Hoofdstuk 26, tekstblok
Categorie: Boek > Lingua Latina > Boek 3
Hercules, toen hij grote gevaren had doorstaan en afgelegen streken op aarde had bezocht, is naar díe plaatsen gegaan, waar later Rome is gebouwd. Daar woonde Euander, die van Griekenland naar Italië was overgestoken. Hercules, die door hem in huis werd ontvangen, vertelde aan hem ongeveer dit; Ik voltooide reeds lange en gevaarlijke tochten. Geen één is echter zo lang en zo gevaarlijk geweest als deze, waarvan ik zojuist ben teruggekomen. Toen heb ik reeds met vele wrede, reusachtige vijanden gevochten. Geen enkele van deze was vreselijker en wreder dan die enorme Geryon zelf, van wie ik de runderen heb geroofd. Deze immers was veel hoger dan een hoge boom. Hij had drie lichamen en drie hoofden en zijn hond was wilder dan een wilde leeuw en hij rende sneller dan de wind. Terwijl Hercules vertelt, kwam Cacus uit een nabije grot tevoorschijn, een zeer groot monster van wie Vulcanus de vader was. Hij kon vuur spuwen en hij verheugde zich in een zeer beschamend bloedbad van mensen. Toen hij de zeer mooie koeien van Hercules zonder bewaking had gezien, trok hij meerdere van hen zo snel mogelijk aan de staart naar zijn grot. Opdat de meester, als hij zijn verloren koeien zocht, zou menen dat zij zijn weggegaan en niet naar binnengegaan. Maar toch bedroog hij Hercules niet, de zeer sterke man.
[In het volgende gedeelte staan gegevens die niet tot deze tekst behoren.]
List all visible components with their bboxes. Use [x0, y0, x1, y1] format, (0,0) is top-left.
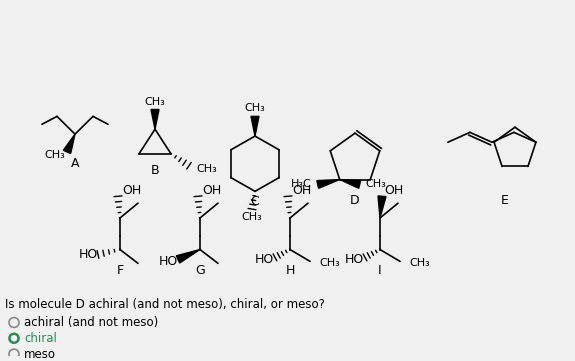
Text: CH₃: CH₃	[365, 179, 386, 190]
Circle shape	[9, 333, 19, 343]
Text: meso: meso	[24, 348, 56, 361]
Text: E: E	[501, 194, 509, 207]
Polygon shape	[177, 249, 200, 263]
Text: I: I	[378, 264, 382, 277]
Polygon shape	[251, 116, 259, 136]
Polygon shape	[378, 196, 386, 218]
Text: achiral (and not meso): achiral (and not meso)	[24, 316, 158, 329]
Text: HO: HO	[78, 248, 98, 261]
Polygon shape	[317, 179, 340, 188]
Polygon shape	[63, 134, 75, 153]
Circle shape	[12, 336, 17, 341]
Text: H: H	[285, 264, 295, 277]
Text: HO: HO	[254, 253, 274, 266]
Text: G: G	[195, 264, 205, 277]
Text: CH₃: CH₃	[45, 150, 66, 160]
Text: A: A	[71, 157, 79, 170]
Text: CH₃: CH₃	[409, 258, 430, 268]
Text: CH₃: CH₃	[244, 104, 266, 113]
Text: HO: HO	[158, 255, 178, 268]
Text: F: F	[116, 264, 124, 277]
Text: CH₃: CH₃	[145, 97, 166, 106]
Text: CH₃: CH₃	[320, 258, 340, 268]
Text: OH: OH	[292, 184, 312, 197]
Text: C: C	[251, 195, 259, 208]
Text: chiral: chiral	[24, 332, 57, 345]
Text: CH₃: CH₃	[242, 212, 262, 222]
Polygon shape	[151, 109, 159, 129]
Text: OH: OH	[202, 184, 221, 197]
Text: CH₃: CH₃	[197, 164, 217, 174]
Polygon shape	[340, 179, 361, 188]
Text: Is molecule D achiral (and not meso), chiral, or meso?: Is molecule D achiral (and not meso), ch…	[5, 298, 325, 311]
Text: D: D	[350, 194, 360, 207]
Text: HO: HO	[344, 253, 363, 266]
Text: H₃C: H₃C	[292, 179, 312, 190]
Text: B: B	[151, 164, 159, 177]
Text: OH: OH	[384, 184, 404, 197]
Text: OH: OH	[122, 184, 141, 197]
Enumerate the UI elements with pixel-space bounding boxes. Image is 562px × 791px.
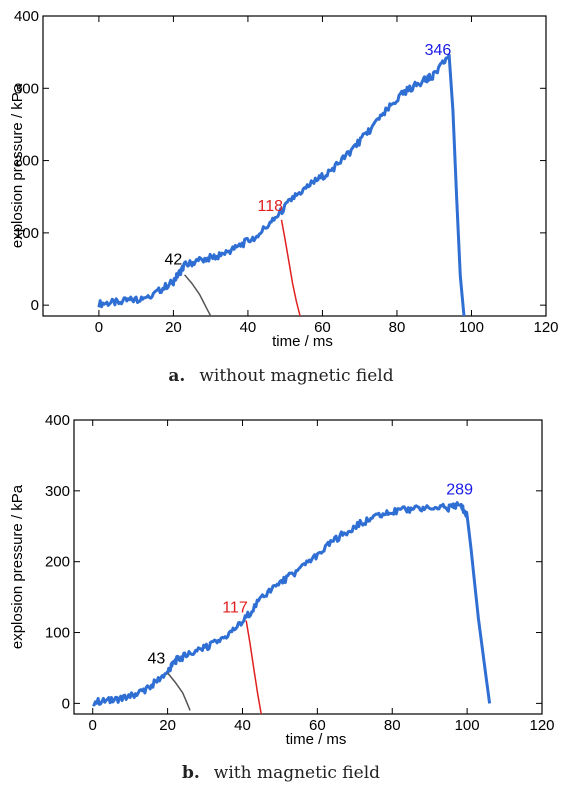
y-tick-label: 400 (14, 8, 39, 25)
caption-text: with magnetic field (213, 763, 381, 783)
x-tick-label: 100 (455, 717, 480, 734)
series-line-1 (245, 620, 262, 714)
series-line-0 (97, 53, 466, 316)
y-axis-label: explosion pressure / kPa (9, 83, 26, 248)
y-axis-label: explosion pressure / kPa (9, 484, 26, 649)
caption-letter: a. (168, 366, 186, 386)
plot-frame (73, 419, 543, 715)
x-tick-label: 80 (384, 717, 401, 734)
y-tick-label: 200 (14, 153, 39, 170)
y-tick-label: 300 (45, 483, 70, 500)
x-tick-label: 0 (89, 717, 97, 734)
caption-letter: b. (181, 763, 200, 783)
peak-annotation: 289 (446, 481, 473, 498)
x-axis-label: time / ms (286, 731, 347, 748)
x-tick-label: 60 (309, 717, 326, 734)
caption-a: a. without magnetic field (0, 366, 562, 386)
y-tick-label: 300 (14, 80, 39, 97)
plot-frame (42, 15, 547, 317)
series-line-2 (167, 672, 191, 711)
x-tick-label: 20 (159, 717, 176, 734)
x-tick-label: 60 (314, 319, 331, 336)
x-tick-label: 20 (165, 319, 182, 336)
peak-annotation: 117 (222, 600, 248, 617)
peak-annotation: 118 (258, 198, 284, 215)
pressure-chart-b: 0 20 40 60 80 100 120 0 100 200 300 400 time / ms exp… (9, 412, 555, 748)
x-tick-label: 40 (234, 717, 251, 734)
peak-annotation: 43 (147, 651, 165, 668)
x-tick-label: 100 (459, 319, 484, 336)
peak-annotation: 346 (425, 42, 452, 59)
y-tick-label: 0 (62, 695, 70, 712)
y-tick-label: 200 (45, 554, 70, 571)
x-tick-label: 40 (240, 319, 257, 336)
series-line-2 (184, 274, 212, 316)
y-tick-label: 0 (31, 297, 39, 314)
y-tick-label: 100 (45, 625, 70, 642)
x-tick-label: 80 (389, 319, 406, 336)
x-axis-label: time / ms (272, 333, 333, 350)
chart-panel-a: 0 20 40 60 80 100 120 0 100 200 300 400 time / ms exp… (0, 0, 562, 395)
y-tick-label: 400 (45, 412, 70, 429)
x-tick-label: 0 (95, 319, 103, 336)
x-tick-label: 120 (529, 717, 554, 734)
series-line-0 (92, 501, 492, 707)
x-tick-label: 120 (533, 319, 558, 336)
series-line-1 (280, 219, 301, 316)
peak-annotation: 42 (165, 252, 183, 269)
y-tick-label: 100 (14, 225, 39, 242)
chart-panel-b: 0 20 40 60 80 100 120 0 100 200 300 400 time / ms exp… (0, 405, 562, 791)
pressure-chart-a: 0 20 40 60 80 100 120 0 100 200 300 400 time / ms exp… (9, 8, 559, 350)
caption-text: without magnetic field (199, 366, 394, 386)
caption-b: b. with magnetic field (0, 763, 562, 783)
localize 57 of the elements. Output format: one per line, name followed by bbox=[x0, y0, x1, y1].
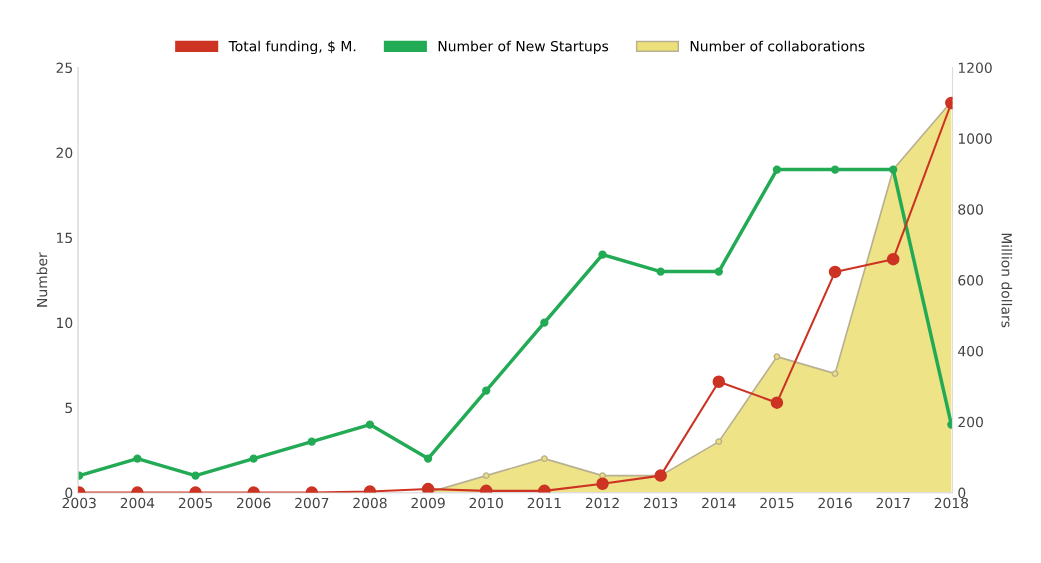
x-tick-label: 2007 bbox=[295, 497, 329, 509]
point bbox=[773, 353, 781, 361]
point bbox=[714, 267, 723, 276]
y2-tick-label: 400 bbox=[958, 345, 983, 357]
x-tick-label: 2014 bbox=[702, 497, 736, 509]
y2-tick-label: 1200 bbox=[958, 62, 992, 74]
legend-label: Total funding, $ M. bbox=[228, 40, 356, 55]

En toen hij het zeer droevige geloei van een koe hoorde, pakte hij de wapens in de hand en viel de gesloten ingang van de grot aan, maar tevergeefs! Dus verwijderde hij een zeer groot rotsblok, dat zijn dak was, met zijn sterke handen, zodat de grot van Cacus onthuld openstond. Toen streed hij zeer fel met hem en hij sleepte het zeer woeste lichaam van de overwonnen tegenstander aan de voeten naar het licht. Later is op die plaats, waar Hercules offerde aan vader Jupiter, een altaar gebouwd, dat altijd Maximus werd genoemd en altijd de grootste (maximus) was.